What are the symptoms of colon cancer?
Symptoms may include:
– Abdominal pain
– Loss of appetite
– Unexplained weight loss
– Rectal bleeding when passing stool
– Dark, tarry stool
– Narrow stools that are difficult to expel
– Gas or cramping in the abdomen or lower back
To prevent colon cancer, it’s essential to get screened for colon polyps. Although it is often called “the silent killer,” early detection through routine screenings may provide an opportunity for successful treatment before the disease becomes life-threatening. If colon polyps are found during colonoscopy, removing them can reduce colon cancer risk by up to 90%.
What is a colonoscopy?
A colonoscopy is a medical procedure for people with current or past symptoms. It is also recommended to prevent those with an increased risk of colon cancer, such as those with a family history of colon cancer.
The colonoscopy process generally begins by going to the doctor’s office and taking a stool sample. The patient will then eat a laxative-heavy diet that night and all day the next day in preparation for the colonoscopy. This may mean avoiding things like seeds, nuts, corn, raw fruits, vegetables, red meat, and dairy products, among other foods. A long list of medications will also need to be avoided since these can cause issues during the colonoscopy process.
Before a colonoscopy, a colon cancer patient will visit a colon and rectal surgeon to ensure a colonoscopy is an appropriate option for addressing symptoms or concerns. This may be done by biopsy of any suspected polyps before going forward with the colonoscopy.
Then, on the morning of colonoscopy day, the patient typically eliminates all food from their system. Some choose to eat lightly beforehand since they may not have eaten anything for up to 24 hours already. They are then given medication to make them sleepy and numb before surgery.

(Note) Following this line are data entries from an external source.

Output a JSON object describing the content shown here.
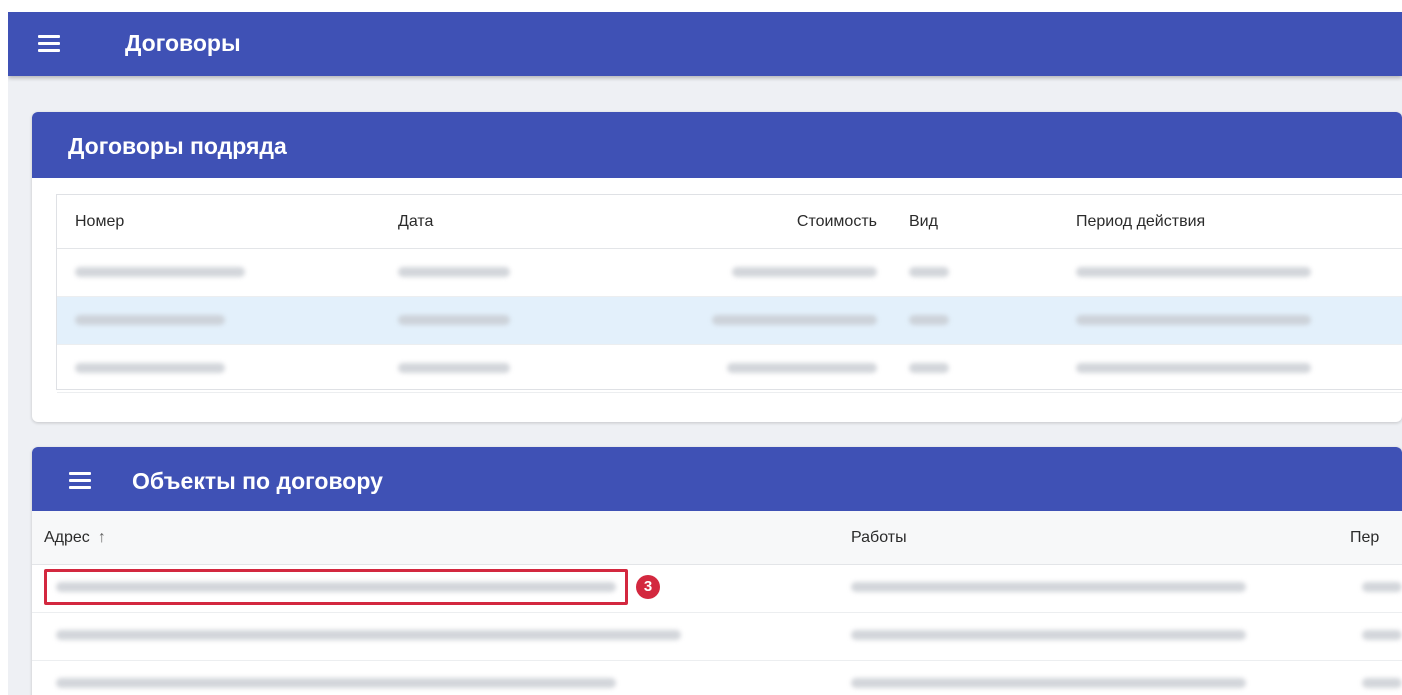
{
  "appbar": {
    "title": "Договоры"
  },
  "contracts_card": {
    "title": "Договоры подряда",
    "columns": [
      "Номер",
      "Дата",
      "Стоимость",
      "Вид",
      "Период действия"
    ]
  },
  "objects_card": {
    "title": "Объекты по договору",
    "columns": [
      "Адрес",
      "Работы",
      "Пер"
    ],
    "sort_icon": "↑",
    "badge": "3"
  },
  "colors": {
    "primary": "#3f51b5",
    "selected_row": "#e3f0fb",
    "highlight": "#d3283f",
    "background": "#eef0f4"
  },
  "icons": {
    "menu": "hamburger-menu-icon",
    "sort": "arrow-up-icon"
  }
}
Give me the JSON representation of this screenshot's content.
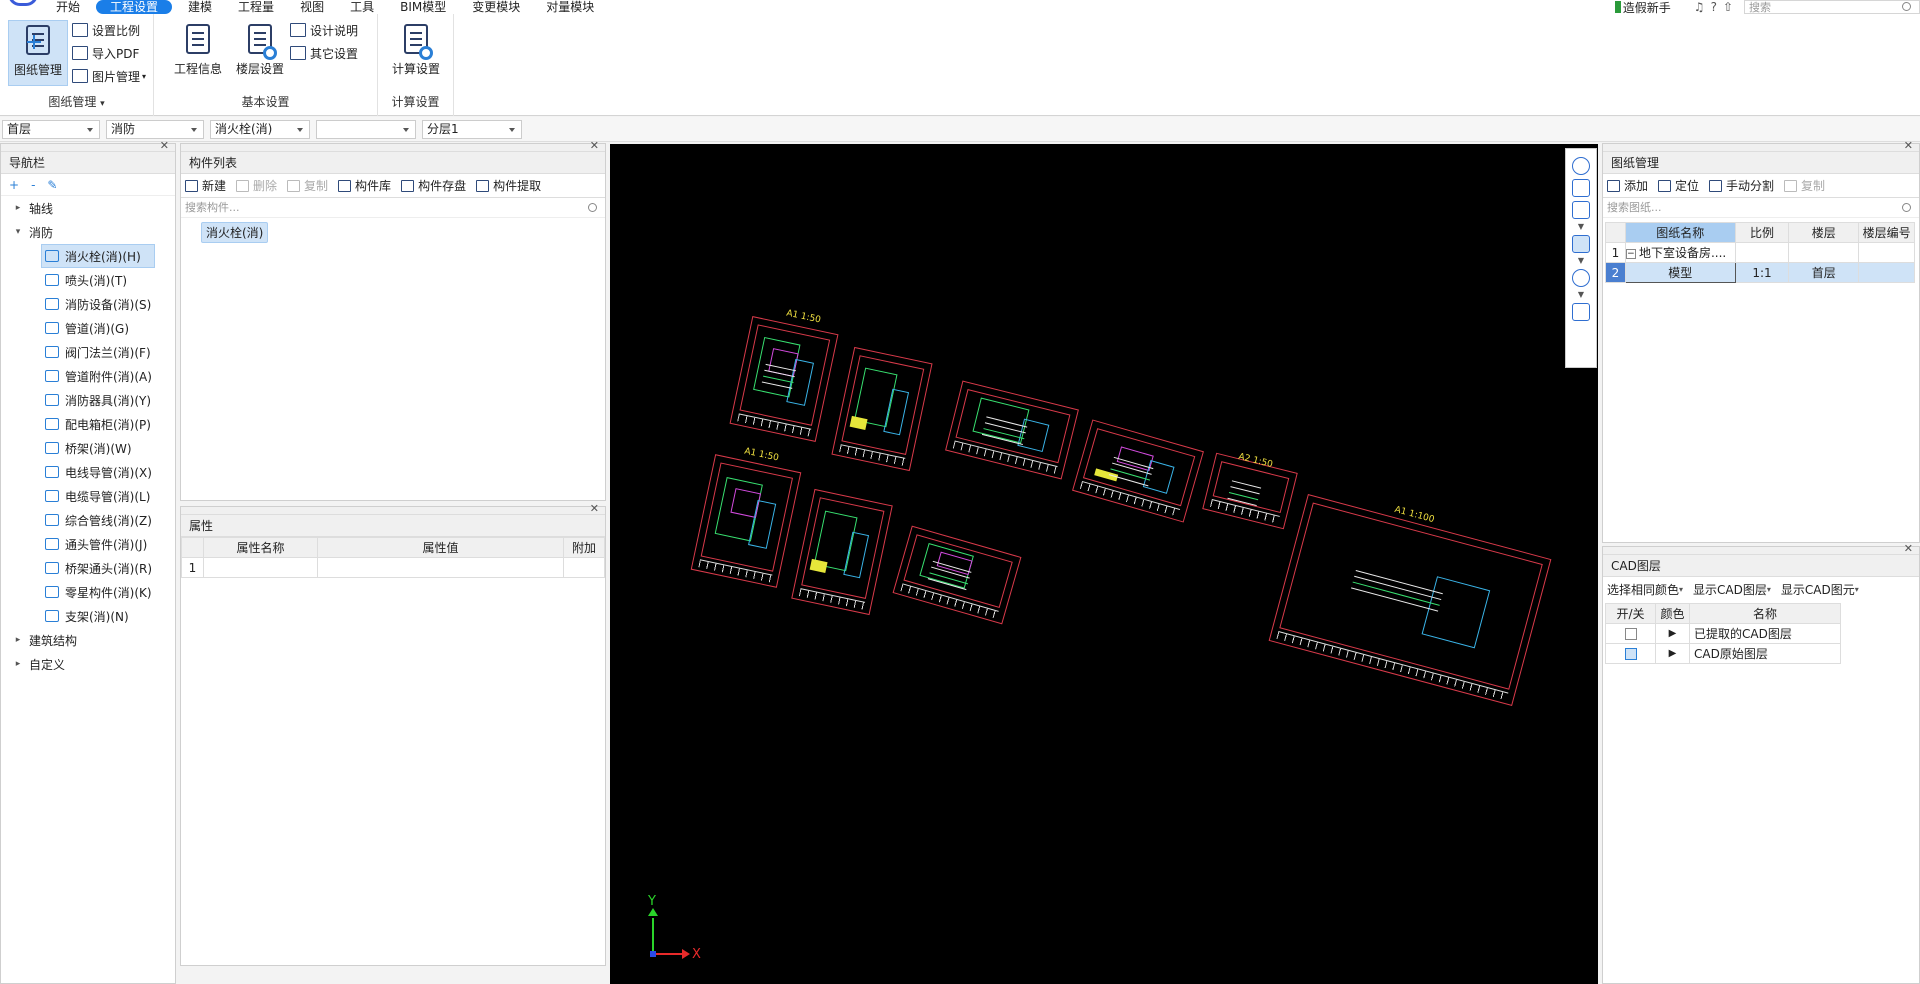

The colon and the rectal surgeon perform a colonoscopy through the anus while looking at a screen directly in front of them, inserting a thin, flexible tube with a camera and light that emits images onto the screen. Many colon cancer patients report little to no pain during colonoscopy, but discomfort is possible.

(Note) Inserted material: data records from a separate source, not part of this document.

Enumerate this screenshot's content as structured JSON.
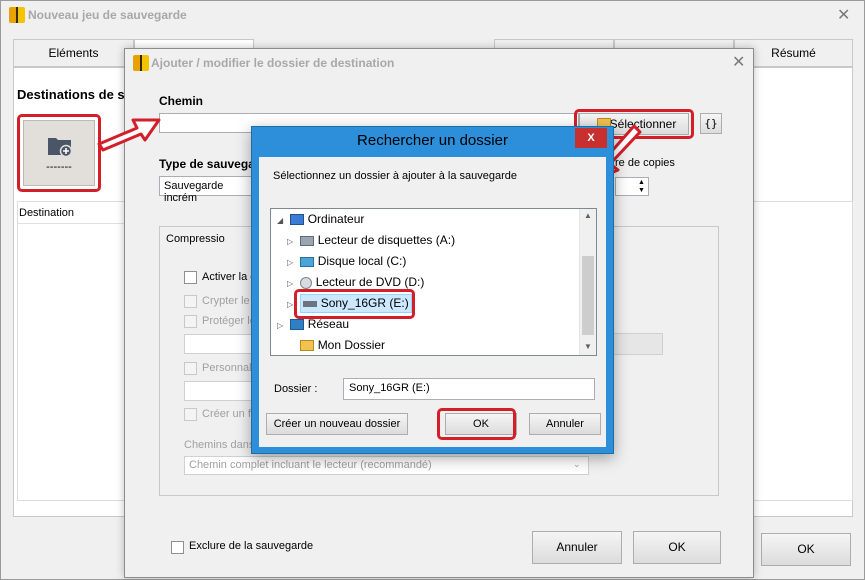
{
  "main_window": {
    "title": "Nouveau jeu de sauvegarde",
    "tabs": [
      "Eléments",
      "",
      "",
      "",
      "",
      "",
      "Résumé"
    ],
    "destinations_label": "Destinations de sa",
    "dest_button_label": "-------",
    "destination_column": "Destination",
    "ok_label": "OK"
  },
  "dest_dialog": {
    "title": "Ajouter / modifier le dossier de destination",
    "chemin_label": "Chemin",
    "chemin_value": "",
    "select_button": "Sélectionner",
    "braces_button": "{}",
    "type_label": "Type de sauvegar",
    "type_value": "Sauvegarde incrém",
    "copies_label": "re de copies",
    "compression_tab": "Compressio",
    "activer_label": "Activer la c",
    "crypter_label": "Crypter le",
    "proteger_label": "Protéger le",
    "personnaliser_label": "Personnali",
    "creer_label": "Créer un f",
    "chemins_label": "Chemins dans",
    "chemins_value": "Chemin complet incluant le lecteur (recommandé)",
    "exclure_label": "Exclure de la sauvegarde",
    "annuler_label": "Annuler",
    "ok_label": "OK"
  },
  "browse_dialog": {
    "title": "Rechercher un dossier",
    "instruction": "Sélectionnez un dossier à ajouter à la sauvegarde",
    "tree": [
      {
        "label": "Ordinateur",
        "icon": "computer-icon"
      },
      {
        "label": "Lecteur de disquettes (A:)",
        "icon": "floppy-drive-icon"
      },
      {
        "label": "Disque local (C:)",
        "icon": "hard-drive-icon"
      },
      {
        "label": "Lecteur de DVD (D:)",
        "icon": "dvd-drive-icon"
      },
      {
        "label": "Sony_16GR (E:)",
        "icon": "usb-drive-icon"
      },
      {
        "label": "Réseau",
        "icon": "network-icon"
      },
      {
        "label": "Mon Dossier",
        "icon": "folder-icon"
      }
    ],
    "dossier_label": "Dossier :",
    "dossier_value": "Sony_16GR (E:)",
    "new_folder_button": "Créer un nouveau dossier",
    "ok_label": "OK",
    "annuler_label": "Annuler",
    "close_label": "X"
  },
  "colors": {
    "highlight_red": "#d31f2a",
    "titlebar_blue": "#2d8fd9",
    "close_red": "#c7302f"
  }
}
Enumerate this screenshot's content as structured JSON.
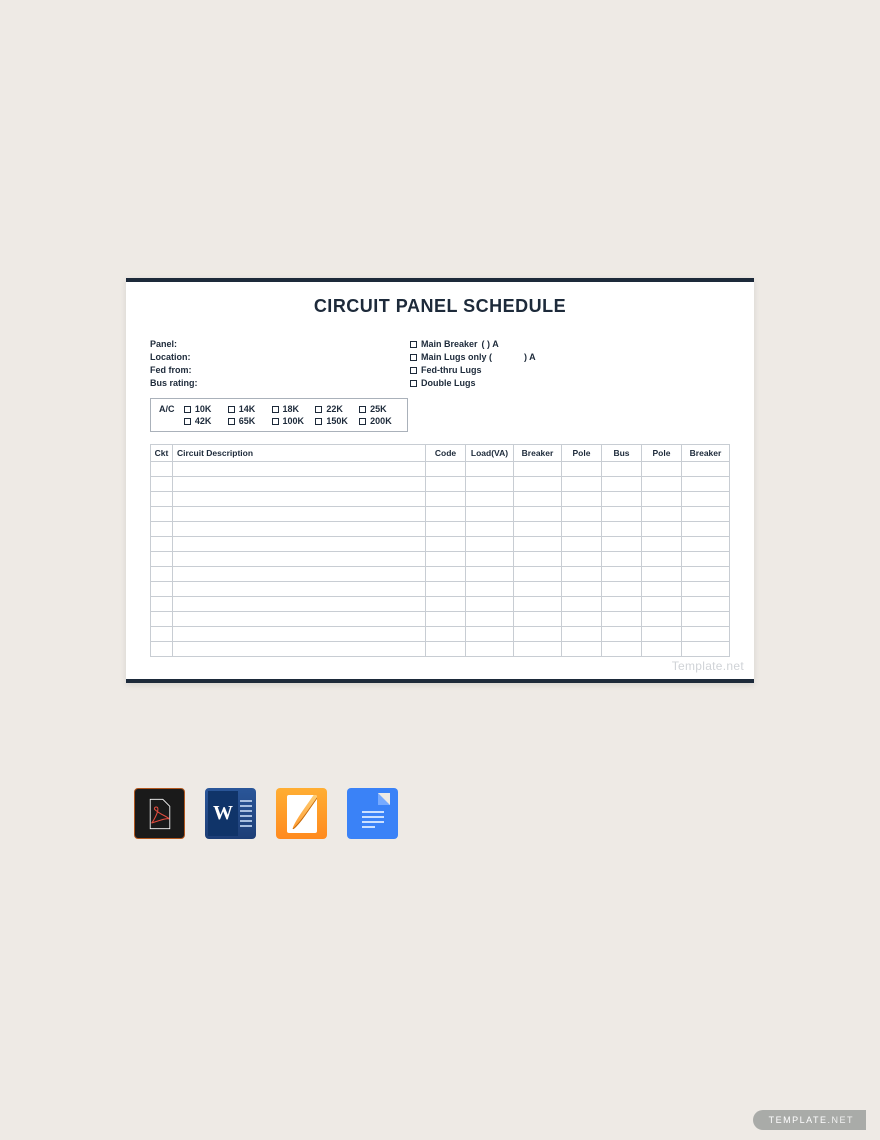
{
  "title": "CIRCUIT PANEL SCHEDULE",
  "info_left": {
    "panel": "Panel:",
    "location": "Location:",
    "fed_from": "Fed from:",
    "bus_rating": "Bus rating:"
  },
  "info_right": {
    "main_breaker": "Main Breaker",
    "main_breaker_paren": "(            ) A",
    "main_lugs": "Main Lugs only (",
    "main_lugs_end": ") A",
    "fed_thru": "Fed-thru Lugs",
    "double_lugs": "Double Lugs"
  },
  "ac": {
    "label": "A/C",
    "row1": [
      "10K",
      "14K",
      "18K",
      "22K",
      "25K"
    ],
    "row2": [
      "42K",
      "65K",
      "100K",
      "150K",
      "200K"
    ]
  },
  "columns": {
    "ckt": "Ckt",
    "desc": "Circuit Description",
    "code": "Code",
    "load": "Load(VA)",
    "breaker": "Breaker",
    "pole": "Pole",
    "bus": "Bus",
    "pole2": "Pole",
    "breaker2": "Breaker"
  },
  "row_count": 13,
  "watermark": "Template.net",
  "footer": {
    "brand": "TEMPLATE",
    "suffix": ".NET"
  }
}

The colon and rectal surgeon may remove any polyps or growths found during colonoscopy or will remove a sample of tissue for testing if they suspect colon cancer. The colon and the rectal surgeon then fill out a form before sending the patient home with medication for recovery.
It typically takes about 30 minutes to perform a colonoscopy from when the patient enters the operating room until they leave it—although some people may take more than one hour. A colonoscopy does not require hospitalization, so those who have access to recovery rooms or private homes should plan accordingly.

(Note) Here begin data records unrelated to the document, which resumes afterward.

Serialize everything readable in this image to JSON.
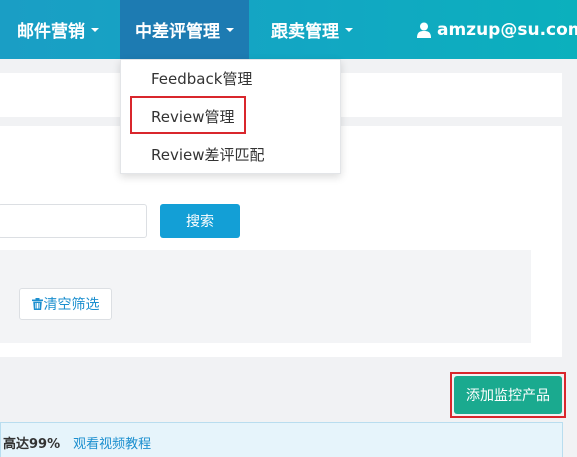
{
  "nav": {
    "items": [
      {
        "label": "邮件营销"
      },
      {
        "label": "中差评管理"
      },
      {
        "label": "跟卖管理"
      }
    ],
    "user": "amzup@su.com"
  },
  "dropdown": {
    "items": [
      {
        "label": "Feedback管理"
      },
      {
        "label": "Review管理"
      },
      {
        "label": "Review差评匹配"
      }
    ]
  },
  "search": {
    "value": "",
    "button_label": "搜索"
  },
  "filter": {
    "clear_label": "清空筛选"
  },
  "actions": {
    "add_label": "添加监控产品"
  },
  "notice": {
    "text": "高达99%",
    "link": "观看视频教程"
  },
  "colors": {
    "topbar_start": "#1a9ec5",
    "topbar_end": "#0bb0bd",
    "active_nav": "#1d7bb2",
    "primary_blue": "#139fd6",
    "add_green": "#1aaa8f",
    "highlight_red": "#d9262c",
    "link": "#1c8fcf"
  }
}
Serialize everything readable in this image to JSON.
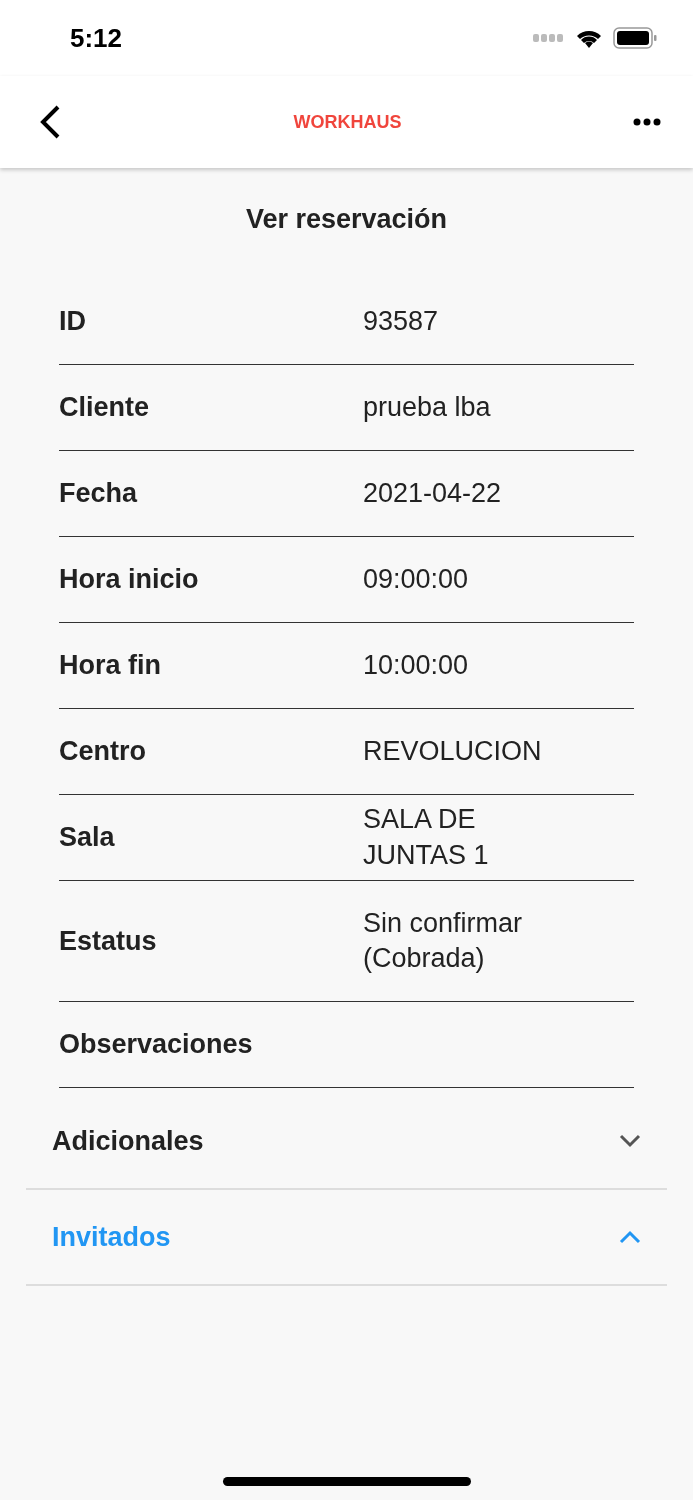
{
  "status_bar": {
    "time": "5:12"
  },
  "nav_bar": {
    "logo": "WORKHAUS"
  },
  "title": "Ver reservación",
  "fields": [
    {
      "label": "ID",
      "value": "93587"
    },
    {
      "label": "Cliente",
      "value": "prueba lba"
    },
    {
      "label": "Fecha",
      "value": "2021-04-22"
    },
    {
      "label": "Hora inicio",
      "value": "09:00:00"
    },
    {
      "label": "Hora fin",
      "value": "10:00:00"
    },
    {
      "label": "Centro",
      "value": "REVOLUCION"
    },
    {
      "label": "Sala",
      "value": "SALA DE JUNTAS 1"
    },
    {
      "label": "Estatus",
      "value": "Sin confirmar (Cobrada)"
    },
    {
      "label": "Observaciones"
    }
  ],
  "sections": [
    {
      "label": "Adicionales",
      "expanded": false
    },
    {
      "label": "Invitados",
      "expanded": true
    }
  ]
}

After the colonoscopy, expect to pass black stool and/or blood for one day. This is normal and typically subsides within a few days. Patients should not be afraid of colon cancer symptoms because colonoscopies are the best way to address concerns and detect it early. Colon cancer symptoms will last longer than the recovery after colonoscopy, so scheduling time off work and home is essential if needed.
A follow-up visit with your doctor’s office is mandatory after receiving results from a colonoscopy procedure in order for you to learn more about any abnormalities found during colonoscopy surgery, including their potential risk of being colon cancer. If colon cancer is suspected, additional testing will be required. Colon cancer risks may also be reduced through colonoscopies and other preventative measures like exercise, diet, and smoking cessation.
The colonoscopy procedure is the most accurate way to check for colon cancer at its earliest stages. A colonoscopy can detect many colon cancers or abnormal growths before they become life-threatening—which is why it’s crucial to schedule colonoscopies as recommended by your doctor.
While colon cancer screenings are not 100% effective in preventing colon cancer, discussing colon cancer symptoms with a doctor specializing in colon and rectal treatment is the best first step toward proper diagnosis and patient recovery after colonoscopy surgery.